Under CEO Ron Johnson, JC Penney launched a bold effort to reinvent its brand, cutting discounts and updating its product assortment. The plan was a disaster.
The JC Penney board tossed out Johnson in April, 2013 and brought Mike Ullman back to be CEO. Under Ullman, JC Penney is returning to discounts and its more traditional product mix.
Things are getting better at JC Penney. In 2014 we will learn whether the improvement is enough to save the company.
Sears is struggling. This is not a surprise. It also isn’t new; Sears has declined for years.
The question for 2014: just how long can Sears continue along? Will the brand just gradually fade away, like a setting sun? Or will the brand finally collapse in 2014?
-Reeses’ Peanut Butter Cups
There is nothing like a good competitive battle. In 2014, we will see a massive fight play out in the peanut butter cup category.
The established player is Hershey, which owns Reeses’ Peanut Butter Cups. The new entrant is Nestle which is launching Butterfinger Peanut Butter Cups.

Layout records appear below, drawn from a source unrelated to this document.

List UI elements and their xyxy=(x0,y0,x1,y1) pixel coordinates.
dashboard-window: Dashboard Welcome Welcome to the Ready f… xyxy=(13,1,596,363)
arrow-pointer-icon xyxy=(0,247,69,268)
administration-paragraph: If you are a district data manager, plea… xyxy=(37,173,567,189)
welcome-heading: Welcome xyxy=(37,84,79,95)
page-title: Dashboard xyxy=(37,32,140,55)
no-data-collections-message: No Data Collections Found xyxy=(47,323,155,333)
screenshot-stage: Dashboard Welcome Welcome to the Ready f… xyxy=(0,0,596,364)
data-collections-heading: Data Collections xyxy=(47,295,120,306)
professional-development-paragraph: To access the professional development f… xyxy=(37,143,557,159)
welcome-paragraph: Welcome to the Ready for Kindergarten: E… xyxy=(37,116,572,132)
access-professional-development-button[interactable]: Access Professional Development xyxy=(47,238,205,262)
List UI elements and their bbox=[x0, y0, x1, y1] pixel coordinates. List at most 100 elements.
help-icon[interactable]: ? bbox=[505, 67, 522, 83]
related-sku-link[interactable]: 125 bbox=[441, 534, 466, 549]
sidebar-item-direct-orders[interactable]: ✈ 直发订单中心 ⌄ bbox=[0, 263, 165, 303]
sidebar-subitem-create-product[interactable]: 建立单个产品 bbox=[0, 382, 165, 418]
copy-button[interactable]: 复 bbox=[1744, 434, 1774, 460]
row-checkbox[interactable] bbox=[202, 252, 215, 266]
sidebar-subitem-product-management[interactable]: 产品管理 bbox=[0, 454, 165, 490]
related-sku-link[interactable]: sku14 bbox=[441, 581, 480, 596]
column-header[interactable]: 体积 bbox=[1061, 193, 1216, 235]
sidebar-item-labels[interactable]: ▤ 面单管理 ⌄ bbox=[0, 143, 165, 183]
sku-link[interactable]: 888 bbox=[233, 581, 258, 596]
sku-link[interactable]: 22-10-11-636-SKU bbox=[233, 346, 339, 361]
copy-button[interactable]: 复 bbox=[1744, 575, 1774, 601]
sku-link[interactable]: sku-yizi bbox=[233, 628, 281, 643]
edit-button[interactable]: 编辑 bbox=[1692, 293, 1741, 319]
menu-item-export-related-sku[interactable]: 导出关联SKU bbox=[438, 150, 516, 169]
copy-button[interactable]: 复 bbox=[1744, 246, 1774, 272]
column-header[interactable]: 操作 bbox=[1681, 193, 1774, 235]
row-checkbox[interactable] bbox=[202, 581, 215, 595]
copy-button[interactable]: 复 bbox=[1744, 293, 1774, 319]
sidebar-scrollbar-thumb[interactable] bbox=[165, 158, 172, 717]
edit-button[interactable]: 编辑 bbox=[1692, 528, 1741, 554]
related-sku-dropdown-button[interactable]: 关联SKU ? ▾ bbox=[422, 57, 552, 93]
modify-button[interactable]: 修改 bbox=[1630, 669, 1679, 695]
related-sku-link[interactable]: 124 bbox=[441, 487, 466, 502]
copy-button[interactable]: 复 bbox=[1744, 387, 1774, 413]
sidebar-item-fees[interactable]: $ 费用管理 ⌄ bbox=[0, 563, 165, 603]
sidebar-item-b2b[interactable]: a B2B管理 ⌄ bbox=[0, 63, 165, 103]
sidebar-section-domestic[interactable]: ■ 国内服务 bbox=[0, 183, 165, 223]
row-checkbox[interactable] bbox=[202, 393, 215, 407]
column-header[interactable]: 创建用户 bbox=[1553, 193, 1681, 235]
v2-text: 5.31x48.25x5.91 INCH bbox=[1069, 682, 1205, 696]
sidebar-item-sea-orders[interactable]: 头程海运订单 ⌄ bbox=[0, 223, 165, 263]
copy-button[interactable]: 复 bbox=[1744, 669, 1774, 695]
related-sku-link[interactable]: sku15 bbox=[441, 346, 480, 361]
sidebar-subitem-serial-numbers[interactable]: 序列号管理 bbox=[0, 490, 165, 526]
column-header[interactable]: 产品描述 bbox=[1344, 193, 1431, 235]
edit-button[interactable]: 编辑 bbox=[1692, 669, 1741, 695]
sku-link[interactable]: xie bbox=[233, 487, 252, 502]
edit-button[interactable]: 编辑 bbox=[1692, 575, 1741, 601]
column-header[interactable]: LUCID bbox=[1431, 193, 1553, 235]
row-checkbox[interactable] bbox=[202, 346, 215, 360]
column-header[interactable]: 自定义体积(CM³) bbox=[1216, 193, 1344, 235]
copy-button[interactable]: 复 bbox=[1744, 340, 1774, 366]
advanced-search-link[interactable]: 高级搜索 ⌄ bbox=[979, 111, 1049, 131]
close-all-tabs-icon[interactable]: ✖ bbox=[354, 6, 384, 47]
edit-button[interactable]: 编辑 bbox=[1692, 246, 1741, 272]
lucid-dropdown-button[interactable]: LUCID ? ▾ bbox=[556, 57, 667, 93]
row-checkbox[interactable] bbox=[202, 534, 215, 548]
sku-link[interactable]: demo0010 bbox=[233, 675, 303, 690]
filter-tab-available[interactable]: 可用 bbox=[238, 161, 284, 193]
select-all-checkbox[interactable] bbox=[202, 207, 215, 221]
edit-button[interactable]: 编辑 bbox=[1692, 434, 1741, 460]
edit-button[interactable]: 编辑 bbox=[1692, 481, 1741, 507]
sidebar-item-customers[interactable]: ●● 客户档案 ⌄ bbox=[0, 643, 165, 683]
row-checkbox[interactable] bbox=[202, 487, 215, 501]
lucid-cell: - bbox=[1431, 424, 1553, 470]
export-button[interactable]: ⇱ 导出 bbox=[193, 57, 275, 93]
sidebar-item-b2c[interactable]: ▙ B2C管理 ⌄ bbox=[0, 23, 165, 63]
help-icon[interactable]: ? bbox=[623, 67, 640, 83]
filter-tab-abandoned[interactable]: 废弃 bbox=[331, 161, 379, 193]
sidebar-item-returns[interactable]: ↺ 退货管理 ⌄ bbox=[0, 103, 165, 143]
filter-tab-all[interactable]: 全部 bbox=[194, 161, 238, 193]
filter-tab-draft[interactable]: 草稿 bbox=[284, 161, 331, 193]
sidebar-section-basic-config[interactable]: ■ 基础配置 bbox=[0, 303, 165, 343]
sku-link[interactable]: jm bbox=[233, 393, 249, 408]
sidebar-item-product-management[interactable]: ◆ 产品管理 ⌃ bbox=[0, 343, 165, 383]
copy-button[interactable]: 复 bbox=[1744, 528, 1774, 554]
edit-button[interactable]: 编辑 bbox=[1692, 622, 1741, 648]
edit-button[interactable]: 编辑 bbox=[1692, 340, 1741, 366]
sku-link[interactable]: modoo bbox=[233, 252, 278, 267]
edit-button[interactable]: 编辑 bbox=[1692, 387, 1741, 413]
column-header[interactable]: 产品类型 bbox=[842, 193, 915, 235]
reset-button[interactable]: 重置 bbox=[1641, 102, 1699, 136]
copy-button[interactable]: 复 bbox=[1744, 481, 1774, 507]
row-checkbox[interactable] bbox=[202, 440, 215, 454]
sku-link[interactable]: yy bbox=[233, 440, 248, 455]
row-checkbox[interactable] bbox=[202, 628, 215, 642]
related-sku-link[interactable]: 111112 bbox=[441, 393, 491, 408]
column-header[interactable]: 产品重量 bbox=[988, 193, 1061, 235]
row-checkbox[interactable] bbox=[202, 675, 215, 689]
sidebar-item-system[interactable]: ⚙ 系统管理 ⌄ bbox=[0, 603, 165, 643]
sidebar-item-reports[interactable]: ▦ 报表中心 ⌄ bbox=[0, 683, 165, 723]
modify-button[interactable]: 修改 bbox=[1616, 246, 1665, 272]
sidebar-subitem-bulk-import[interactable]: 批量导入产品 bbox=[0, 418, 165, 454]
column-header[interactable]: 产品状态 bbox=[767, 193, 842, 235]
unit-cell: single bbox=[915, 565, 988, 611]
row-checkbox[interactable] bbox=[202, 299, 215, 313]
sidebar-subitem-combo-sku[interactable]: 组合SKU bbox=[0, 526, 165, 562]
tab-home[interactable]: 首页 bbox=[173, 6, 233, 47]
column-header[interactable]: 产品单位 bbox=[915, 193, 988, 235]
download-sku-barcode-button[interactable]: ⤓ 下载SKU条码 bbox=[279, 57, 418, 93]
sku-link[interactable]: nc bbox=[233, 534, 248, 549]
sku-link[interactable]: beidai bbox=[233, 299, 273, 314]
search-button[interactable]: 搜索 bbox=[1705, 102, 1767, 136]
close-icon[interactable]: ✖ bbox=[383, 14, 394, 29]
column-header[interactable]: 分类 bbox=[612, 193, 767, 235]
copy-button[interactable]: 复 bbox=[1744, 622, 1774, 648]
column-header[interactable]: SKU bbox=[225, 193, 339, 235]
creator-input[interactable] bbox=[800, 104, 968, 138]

This will be a huge fight. Nestle is spending aggressively on its new product with a launch that includes a spot on the 2014 Super Bowl. Hershey is likely to mount a ferocious defensive effort and do everything it can to limit Nestle’s gains.
This will be a very entertaining battle to watch.
Best wishes for a productive and healthy 2014.
In my oppinion, the most interesting event of 2014 will be Winter Olympic Games in Sochi, because of this ambiguous Russia politics.
Interesting brands to follow.
In addition to the Russian issues you mention in your blog, the GTA (Global Trade Alert), a leading global trade monitoring service, just released that in 2013 Russia put more protectionists policies in place than any other country.
Also, for Samsung, you did not mention that the company culture (sometimes unwritten, yet exhibiting predominate behaviors) encourages and fosters copying its competition. Maybe this is what is leading to undifferentiated products.